Ok, so i recently got this camera and it seems like i can t use it to shoot the horsehead. I m so dissapointed Below a STF stretch of a 20x300s stack shot on my FSQ85 and optolong h-alpha 7nm filter. Is it really that hopeless?
There are a few specific objects that are problematic with the ASI600 due to it's microlens diffraction. Well, more specifically, a few specific stars. Alnitak is enemy #1, basically. And this is not just the case with the ASI1600, although it tends to be a bit worse due to the microlens reflection, but it is an issue with scopes that have higher blue dispersion (you end up with a bright blue cast over most of the image in color combinations), scopes that have big fast apertures (you usually get obvious aperture-shaped reflections), etc. Alnitak is THE star that annoys a majority of imagers with a very wide range of equipment. A close second is Gamma Cas, another very bright star in Cassiopeia near the Ghost of Cass nebula. It, too, is ultra bright and has been a problem for many imagers with a wide range of equipment. It just gets a bit worse with the ASI1600 due to the microlens diffraction. There are some other stars out there that are similarly problematic, although usually not to the degree of these two, however it is a minority of objects that are affected.
As with any scope that has problems with Alnitak or Gamma Cass, one solution is to orient the image such that the problematic star is out of the frame. With reflection and dispersion issues, this is only partially successful since a reflection can still occur off of other elements in the train, and can still be a problem so long as the star is within the imaging circle (which is sometimes many times the area of the sensor itself). With the ASI1600, all you need is for the star to be JUST off the frame, and the issue will disappear entirely. So that gives you more options.
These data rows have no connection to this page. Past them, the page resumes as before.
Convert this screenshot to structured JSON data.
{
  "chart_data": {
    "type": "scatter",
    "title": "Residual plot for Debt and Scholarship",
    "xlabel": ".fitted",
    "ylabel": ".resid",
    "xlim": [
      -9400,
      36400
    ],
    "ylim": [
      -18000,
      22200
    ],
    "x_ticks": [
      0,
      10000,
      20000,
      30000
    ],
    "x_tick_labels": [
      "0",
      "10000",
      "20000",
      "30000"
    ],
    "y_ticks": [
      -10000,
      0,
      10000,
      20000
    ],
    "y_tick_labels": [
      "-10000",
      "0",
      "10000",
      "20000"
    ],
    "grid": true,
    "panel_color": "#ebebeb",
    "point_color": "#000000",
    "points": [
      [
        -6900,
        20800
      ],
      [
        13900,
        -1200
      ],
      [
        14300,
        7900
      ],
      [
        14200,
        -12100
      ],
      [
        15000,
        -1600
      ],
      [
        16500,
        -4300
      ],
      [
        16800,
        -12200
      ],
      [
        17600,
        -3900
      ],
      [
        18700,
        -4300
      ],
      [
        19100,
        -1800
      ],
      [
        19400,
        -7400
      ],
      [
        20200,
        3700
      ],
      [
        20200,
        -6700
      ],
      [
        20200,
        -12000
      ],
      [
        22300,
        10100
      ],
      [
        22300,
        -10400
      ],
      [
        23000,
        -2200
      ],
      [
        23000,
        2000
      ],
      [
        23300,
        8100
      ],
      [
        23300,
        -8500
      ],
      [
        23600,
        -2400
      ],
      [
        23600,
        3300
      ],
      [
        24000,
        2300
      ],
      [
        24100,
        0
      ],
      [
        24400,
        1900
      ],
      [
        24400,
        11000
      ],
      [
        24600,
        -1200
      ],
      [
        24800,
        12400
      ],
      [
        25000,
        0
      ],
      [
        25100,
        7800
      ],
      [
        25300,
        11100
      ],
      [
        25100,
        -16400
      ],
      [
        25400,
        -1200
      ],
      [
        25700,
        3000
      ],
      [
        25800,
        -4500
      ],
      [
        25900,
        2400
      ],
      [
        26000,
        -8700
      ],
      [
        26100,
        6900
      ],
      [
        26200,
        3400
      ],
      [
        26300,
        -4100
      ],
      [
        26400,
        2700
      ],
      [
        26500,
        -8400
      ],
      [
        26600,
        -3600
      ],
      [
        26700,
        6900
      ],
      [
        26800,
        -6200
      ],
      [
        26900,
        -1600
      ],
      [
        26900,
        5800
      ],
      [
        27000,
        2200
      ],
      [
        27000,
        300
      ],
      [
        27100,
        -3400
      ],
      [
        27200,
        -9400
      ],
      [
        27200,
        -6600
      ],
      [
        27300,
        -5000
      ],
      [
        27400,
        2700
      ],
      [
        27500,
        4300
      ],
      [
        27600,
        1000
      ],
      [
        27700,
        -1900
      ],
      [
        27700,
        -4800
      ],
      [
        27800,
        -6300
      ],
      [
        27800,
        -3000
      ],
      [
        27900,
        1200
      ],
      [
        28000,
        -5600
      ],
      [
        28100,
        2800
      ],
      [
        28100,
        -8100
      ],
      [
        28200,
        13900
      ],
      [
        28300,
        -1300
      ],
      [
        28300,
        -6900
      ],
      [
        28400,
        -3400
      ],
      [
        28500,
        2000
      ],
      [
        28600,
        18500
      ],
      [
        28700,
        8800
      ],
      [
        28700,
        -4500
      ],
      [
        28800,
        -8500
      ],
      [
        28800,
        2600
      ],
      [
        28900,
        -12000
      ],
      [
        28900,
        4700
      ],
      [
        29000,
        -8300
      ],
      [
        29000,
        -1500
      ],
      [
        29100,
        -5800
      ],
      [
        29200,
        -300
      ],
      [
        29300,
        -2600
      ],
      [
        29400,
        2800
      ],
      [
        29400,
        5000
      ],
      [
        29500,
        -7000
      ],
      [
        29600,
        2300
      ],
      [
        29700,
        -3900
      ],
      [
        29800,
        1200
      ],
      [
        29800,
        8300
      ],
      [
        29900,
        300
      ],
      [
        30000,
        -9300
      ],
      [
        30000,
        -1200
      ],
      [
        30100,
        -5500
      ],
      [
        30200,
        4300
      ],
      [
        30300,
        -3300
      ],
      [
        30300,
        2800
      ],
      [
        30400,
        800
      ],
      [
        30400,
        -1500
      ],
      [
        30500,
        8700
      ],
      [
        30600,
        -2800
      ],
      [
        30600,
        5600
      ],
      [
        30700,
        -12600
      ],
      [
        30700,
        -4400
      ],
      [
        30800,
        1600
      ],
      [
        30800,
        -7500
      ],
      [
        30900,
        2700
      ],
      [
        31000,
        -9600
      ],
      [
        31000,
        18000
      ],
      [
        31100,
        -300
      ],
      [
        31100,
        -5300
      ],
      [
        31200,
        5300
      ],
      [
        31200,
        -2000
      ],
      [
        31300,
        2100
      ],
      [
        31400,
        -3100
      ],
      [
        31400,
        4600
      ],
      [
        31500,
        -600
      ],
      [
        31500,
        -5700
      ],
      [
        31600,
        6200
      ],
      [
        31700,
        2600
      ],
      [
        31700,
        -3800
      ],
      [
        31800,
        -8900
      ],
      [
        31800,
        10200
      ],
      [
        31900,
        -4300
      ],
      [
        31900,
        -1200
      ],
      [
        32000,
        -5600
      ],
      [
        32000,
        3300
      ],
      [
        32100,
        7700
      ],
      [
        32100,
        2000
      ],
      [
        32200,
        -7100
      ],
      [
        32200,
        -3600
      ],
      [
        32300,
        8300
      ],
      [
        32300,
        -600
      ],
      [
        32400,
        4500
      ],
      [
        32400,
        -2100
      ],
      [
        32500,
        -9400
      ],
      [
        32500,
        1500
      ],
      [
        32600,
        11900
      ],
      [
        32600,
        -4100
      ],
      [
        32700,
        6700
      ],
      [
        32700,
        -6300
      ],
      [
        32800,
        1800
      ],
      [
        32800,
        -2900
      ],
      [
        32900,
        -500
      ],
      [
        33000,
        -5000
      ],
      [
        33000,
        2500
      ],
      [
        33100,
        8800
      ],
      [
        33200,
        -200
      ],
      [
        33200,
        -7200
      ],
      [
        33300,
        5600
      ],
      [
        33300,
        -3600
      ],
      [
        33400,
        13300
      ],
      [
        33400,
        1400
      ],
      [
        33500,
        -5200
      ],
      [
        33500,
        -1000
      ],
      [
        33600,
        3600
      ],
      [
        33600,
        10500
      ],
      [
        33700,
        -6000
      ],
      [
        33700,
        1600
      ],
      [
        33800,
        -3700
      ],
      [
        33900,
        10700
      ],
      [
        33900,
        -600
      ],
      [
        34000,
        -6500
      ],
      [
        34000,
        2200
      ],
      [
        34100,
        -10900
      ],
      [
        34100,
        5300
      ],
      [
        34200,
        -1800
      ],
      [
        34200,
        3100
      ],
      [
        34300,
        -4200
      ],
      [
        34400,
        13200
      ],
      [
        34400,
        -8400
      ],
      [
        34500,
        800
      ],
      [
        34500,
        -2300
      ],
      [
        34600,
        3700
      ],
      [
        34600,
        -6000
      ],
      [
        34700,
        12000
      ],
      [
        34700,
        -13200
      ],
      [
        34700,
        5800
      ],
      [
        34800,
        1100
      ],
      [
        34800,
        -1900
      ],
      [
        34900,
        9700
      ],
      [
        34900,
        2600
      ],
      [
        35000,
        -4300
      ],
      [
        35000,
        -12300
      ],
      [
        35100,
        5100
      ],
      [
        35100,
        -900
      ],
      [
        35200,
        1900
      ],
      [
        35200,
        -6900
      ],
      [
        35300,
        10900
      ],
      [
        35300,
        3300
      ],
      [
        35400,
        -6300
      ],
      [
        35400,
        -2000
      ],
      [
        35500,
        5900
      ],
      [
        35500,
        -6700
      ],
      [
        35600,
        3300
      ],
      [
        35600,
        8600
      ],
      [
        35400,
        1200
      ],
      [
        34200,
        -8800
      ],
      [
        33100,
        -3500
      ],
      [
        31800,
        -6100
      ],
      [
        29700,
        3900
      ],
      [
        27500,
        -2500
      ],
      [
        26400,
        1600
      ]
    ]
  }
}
The interesting thing about this effect is it is actually now well understood thanks to the knowledge and experience of guys like Mark (sharkmelly) and Frank (freestar8n). I think Frank was actually working on a tool that could be used to cancel or at least mitigate the effect of the diffraction due to the knowledge those two gained while learning about the effect when it occurred with other kinds of cameras (no, the ASI1600 is not the only camera to experience the effect!) It seems it can be well-modeled, which means at some point there may be a solution to the problem. (Food for thought).